Looking at the economic activities according to industrial classification, the contribution of agriculture sector is highest in all provinces but Bagmati. The growth rate of electricity sector is highest in Lumbini. The growth rate of construction sector is negative in all provinces, while the growth rate of manufacturing industry sector is negative in all provinces except Karnali. It seems that the per capita GDP of the provinces other than Gandaki and Bagmati is lower than the national average.

These disparities are nothing new. The constitution of Nepal promulgated in 2015 seeks to address structural inequality through the adoption of federalism. But its shortfall in making this happen calls for some concrete measures aimed at those provinces faring poorly. Low GDP is indicative of low Human Development Index (HDI) and widespread poverty. One of the most effective tool to lift productivity is education. A skilled and educated workforce, of course, commands higher pay and benefits, because they are the ones to make industries run.

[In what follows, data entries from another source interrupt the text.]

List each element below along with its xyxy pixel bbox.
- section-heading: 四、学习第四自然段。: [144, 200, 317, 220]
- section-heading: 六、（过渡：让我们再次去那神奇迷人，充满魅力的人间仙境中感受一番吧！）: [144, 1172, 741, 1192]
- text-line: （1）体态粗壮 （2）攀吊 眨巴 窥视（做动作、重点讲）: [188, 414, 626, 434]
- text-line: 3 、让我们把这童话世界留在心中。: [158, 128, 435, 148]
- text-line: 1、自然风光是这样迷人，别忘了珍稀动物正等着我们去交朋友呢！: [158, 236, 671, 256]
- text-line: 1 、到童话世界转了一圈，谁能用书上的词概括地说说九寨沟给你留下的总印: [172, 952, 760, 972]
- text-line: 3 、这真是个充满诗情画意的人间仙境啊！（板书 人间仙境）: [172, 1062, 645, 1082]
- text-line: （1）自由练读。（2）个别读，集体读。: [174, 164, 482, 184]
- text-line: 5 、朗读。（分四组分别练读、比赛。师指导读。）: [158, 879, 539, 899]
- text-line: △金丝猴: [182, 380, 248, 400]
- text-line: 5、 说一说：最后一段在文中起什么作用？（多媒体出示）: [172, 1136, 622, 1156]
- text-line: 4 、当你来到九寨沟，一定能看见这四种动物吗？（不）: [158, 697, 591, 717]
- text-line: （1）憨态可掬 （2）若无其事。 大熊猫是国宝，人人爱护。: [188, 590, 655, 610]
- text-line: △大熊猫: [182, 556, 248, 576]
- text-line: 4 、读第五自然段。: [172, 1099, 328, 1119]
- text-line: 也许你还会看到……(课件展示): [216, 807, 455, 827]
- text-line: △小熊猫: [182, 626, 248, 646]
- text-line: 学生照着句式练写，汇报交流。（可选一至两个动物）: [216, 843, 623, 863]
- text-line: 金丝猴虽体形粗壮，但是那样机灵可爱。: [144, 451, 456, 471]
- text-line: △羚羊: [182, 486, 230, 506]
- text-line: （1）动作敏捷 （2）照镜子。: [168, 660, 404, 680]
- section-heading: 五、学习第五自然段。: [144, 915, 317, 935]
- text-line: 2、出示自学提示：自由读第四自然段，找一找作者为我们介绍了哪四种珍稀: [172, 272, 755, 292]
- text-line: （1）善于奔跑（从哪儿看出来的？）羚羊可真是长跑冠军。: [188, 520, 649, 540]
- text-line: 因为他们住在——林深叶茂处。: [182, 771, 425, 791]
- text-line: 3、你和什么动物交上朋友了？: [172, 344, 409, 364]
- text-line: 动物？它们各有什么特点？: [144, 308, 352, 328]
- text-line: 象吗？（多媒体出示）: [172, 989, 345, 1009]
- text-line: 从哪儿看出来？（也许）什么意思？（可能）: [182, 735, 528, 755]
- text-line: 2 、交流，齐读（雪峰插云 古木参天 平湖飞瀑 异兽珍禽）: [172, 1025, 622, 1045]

That said, we also need to take into account the resources provinces are endowed with. For a resource-rich province, a path to prosperity and development is smooth, while for its resource-poor peer, it's bumpy.  

To effectively deal with this problem, the statute has made several provisions for equitable distribution of resources among the federal, provincial and local level entities considering inter-governmental fiscal transfer as one of the significant component of fiscal federalism. Should this not suffice, Intergovernmental Fiscal Management Act 2017 has been enacted and implemented with an objective of managing the issues related to revenue rights, revenue sharing, budget management, public expenditure and fiscal discipline among the federal, provincial and local level entities. This Act has basically included the issues such as revenue and expenditure responsibilities, intergovernmental fiscal transfers, internal loan that can be taken by province and local entities as important elements of fiscal federalism. The provinces require working in the spirit of the constitution to ensure regional balance and economic prosperity.